Things have changed. My life has changed. My family has changed. I discovered that I could not make a decent living just with my painting business (actually I think I could IF I was disciplined and focused, but alas that does not seem to be in my nature these days). I was glad to have tried though. It was a wonderful time of seeing what I could do – and not do – and learning from that.
Since I was indeed a “starving artist”, I realized I needed to put the artist part on the back burner and address the starving part. So I got a job. I am now a Para Pro in the Special Education department at the local school. It is a 5 minute walk from my house (bonus!).
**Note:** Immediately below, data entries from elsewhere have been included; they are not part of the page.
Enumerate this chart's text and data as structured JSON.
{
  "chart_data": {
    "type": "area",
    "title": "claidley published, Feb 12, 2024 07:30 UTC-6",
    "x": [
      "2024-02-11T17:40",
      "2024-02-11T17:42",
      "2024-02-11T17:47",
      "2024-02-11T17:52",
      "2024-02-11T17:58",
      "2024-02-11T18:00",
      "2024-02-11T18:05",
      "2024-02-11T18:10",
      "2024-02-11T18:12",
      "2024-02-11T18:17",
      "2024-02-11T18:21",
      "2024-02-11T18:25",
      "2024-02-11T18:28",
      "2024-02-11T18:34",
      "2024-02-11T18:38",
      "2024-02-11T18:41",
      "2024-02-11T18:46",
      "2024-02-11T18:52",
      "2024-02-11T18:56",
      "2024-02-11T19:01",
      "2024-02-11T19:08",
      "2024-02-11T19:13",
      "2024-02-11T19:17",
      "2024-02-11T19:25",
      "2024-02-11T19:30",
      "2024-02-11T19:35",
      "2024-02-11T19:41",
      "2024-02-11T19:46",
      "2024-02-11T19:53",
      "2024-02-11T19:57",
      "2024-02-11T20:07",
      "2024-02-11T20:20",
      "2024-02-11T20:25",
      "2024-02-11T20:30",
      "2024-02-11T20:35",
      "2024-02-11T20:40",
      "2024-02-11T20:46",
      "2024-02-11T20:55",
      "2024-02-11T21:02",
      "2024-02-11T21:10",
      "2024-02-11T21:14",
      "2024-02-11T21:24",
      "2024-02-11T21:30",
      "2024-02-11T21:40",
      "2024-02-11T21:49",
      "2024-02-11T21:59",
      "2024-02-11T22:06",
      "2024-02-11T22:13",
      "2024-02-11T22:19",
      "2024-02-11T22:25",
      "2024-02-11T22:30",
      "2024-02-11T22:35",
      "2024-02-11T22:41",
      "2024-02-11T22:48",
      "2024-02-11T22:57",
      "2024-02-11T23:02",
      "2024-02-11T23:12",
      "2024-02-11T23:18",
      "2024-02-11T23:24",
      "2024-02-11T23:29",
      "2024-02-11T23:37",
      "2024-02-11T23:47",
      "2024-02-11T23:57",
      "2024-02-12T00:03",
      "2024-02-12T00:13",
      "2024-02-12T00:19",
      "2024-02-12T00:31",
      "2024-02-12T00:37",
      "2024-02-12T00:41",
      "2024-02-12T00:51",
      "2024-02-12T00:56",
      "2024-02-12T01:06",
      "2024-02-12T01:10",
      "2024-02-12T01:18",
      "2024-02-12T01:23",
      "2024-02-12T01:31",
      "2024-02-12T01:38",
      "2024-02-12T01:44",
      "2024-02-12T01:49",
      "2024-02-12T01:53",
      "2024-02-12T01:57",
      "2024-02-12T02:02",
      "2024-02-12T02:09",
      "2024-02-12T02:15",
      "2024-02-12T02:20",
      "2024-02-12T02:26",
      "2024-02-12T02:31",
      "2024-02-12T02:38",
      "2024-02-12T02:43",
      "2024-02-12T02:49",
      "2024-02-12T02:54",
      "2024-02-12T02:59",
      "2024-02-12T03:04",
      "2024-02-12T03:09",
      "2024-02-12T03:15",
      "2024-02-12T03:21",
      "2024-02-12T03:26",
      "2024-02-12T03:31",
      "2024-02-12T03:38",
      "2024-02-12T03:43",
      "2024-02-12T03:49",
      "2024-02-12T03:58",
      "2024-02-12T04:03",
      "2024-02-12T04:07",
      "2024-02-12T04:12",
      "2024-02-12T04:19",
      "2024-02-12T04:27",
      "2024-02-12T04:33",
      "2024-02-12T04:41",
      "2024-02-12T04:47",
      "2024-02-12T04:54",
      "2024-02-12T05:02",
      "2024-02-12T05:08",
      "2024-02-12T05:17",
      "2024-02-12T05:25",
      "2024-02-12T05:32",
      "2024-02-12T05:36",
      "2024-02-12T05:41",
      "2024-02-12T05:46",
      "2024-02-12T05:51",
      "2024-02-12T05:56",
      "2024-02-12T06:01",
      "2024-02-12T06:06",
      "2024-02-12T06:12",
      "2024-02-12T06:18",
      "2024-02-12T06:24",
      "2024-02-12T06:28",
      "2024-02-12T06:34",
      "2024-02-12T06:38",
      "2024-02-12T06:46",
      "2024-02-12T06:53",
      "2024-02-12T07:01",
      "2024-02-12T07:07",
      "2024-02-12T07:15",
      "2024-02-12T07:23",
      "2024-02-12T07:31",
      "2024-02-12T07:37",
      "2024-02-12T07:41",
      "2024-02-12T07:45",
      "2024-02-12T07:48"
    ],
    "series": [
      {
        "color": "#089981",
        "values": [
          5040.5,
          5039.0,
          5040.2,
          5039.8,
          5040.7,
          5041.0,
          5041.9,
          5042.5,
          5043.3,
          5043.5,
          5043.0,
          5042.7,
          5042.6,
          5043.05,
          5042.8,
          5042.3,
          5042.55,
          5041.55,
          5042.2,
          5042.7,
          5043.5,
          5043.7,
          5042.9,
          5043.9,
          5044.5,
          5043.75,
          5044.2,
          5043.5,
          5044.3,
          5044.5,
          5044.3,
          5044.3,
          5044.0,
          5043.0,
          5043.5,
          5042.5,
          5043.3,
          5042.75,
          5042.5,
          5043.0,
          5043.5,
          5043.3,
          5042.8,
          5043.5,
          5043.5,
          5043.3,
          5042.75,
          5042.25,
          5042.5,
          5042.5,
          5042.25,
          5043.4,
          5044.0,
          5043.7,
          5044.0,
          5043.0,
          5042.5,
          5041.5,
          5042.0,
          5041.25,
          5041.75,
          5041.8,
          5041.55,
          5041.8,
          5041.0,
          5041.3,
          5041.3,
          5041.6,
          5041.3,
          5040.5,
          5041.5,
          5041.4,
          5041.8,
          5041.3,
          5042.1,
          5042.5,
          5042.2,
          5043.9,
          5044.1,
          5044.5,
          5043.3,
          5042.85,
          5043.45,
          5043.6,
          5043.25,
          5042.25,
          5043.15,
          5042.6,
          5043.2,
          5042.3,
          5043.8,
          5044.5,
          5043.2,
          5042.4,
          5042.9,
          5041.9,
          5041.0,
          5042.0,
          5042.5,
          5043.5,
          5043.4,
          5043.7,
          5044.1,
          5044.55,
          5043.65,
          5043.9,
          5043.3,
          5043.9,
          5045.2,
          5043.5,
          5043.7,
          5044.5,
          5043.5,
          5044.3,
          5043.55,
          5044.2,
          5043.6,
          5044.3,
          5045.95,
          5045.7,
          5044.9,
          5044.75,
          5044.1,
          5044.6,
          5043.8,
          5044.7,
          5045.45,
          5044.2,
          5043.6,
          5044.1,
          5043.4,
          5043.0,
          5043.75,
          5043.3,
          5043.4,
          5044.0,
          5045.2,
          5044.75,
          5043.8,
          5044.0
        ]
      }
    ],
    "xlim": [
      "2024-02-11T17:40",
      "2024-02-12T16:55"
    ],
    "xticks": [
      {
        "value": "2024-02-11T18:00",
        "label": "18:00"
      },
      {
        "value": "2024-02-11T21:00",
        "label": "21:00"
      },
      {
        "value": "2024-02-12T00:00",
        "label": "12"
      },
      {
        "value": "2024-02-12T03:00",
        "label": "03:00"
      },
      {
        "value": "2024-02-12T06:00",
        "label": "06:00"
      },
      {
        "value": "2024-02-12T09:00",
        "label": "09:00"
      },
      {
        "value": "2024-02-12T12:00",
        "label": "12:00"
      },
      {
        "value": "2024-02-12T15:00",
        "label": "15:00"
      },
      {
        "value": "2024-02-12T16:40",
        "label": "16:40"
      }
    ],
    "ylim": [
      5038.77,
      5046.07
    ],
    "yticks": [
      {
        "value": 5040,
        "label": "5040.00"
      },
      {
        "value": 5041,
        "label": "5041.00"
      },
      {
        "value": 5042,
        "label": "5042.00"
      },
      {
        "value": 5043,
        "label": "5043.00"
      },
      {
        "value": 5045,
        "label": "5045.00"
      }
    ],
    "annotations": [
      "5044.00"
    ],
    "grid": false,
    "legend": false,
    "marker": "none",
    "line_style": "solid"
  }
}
My son Jake is a Special Needs child in the 8th grade and so I do see him quite a bit – which he is not too thrilled with (one day he didn’t want me even talking to him – cuz I might embarrass him by saying, “Hi” in the hallway).
Being a Grandma has been a wonderful change in my life. Except that I don’t get to see baby Tyler as much as I would like to. He continues to be the cutest baby in the world. Caitlin shares parenting with Tyler’s father. Tyler is going to be with Daddy for Thanksgiving – which means that they won’t be here! So now the question becomes – do we go to Caitlin’s for Thanksgiving – she doesn’t even have a table in her apartment!
And my son Asa is still in North Dakota but has a girlfriend in Florida – so there is talk about if he will be here for Thanksgiving – or Christmas – or both – or neither. What is happening to my family??!! These darn kids are messing with my traditions just because they want to have their own lives! The nerve! What am I to do?
At least I still have Jake at home – except that he is out and about so much that I rarely see him – and when I do he is a moody teenager and doesn’t want me talking to him.
My mind is trying to wrap itself around these new changes. I have to start thinking about the holidays in a different way – and it is hard. Luckily I do have time to process it all. But what about the years and years of holiday traditions? I suppose it would be best just to be truly thankful when we do get together, whether it is just two of us or the whole bunch. That would be the best tradition to have.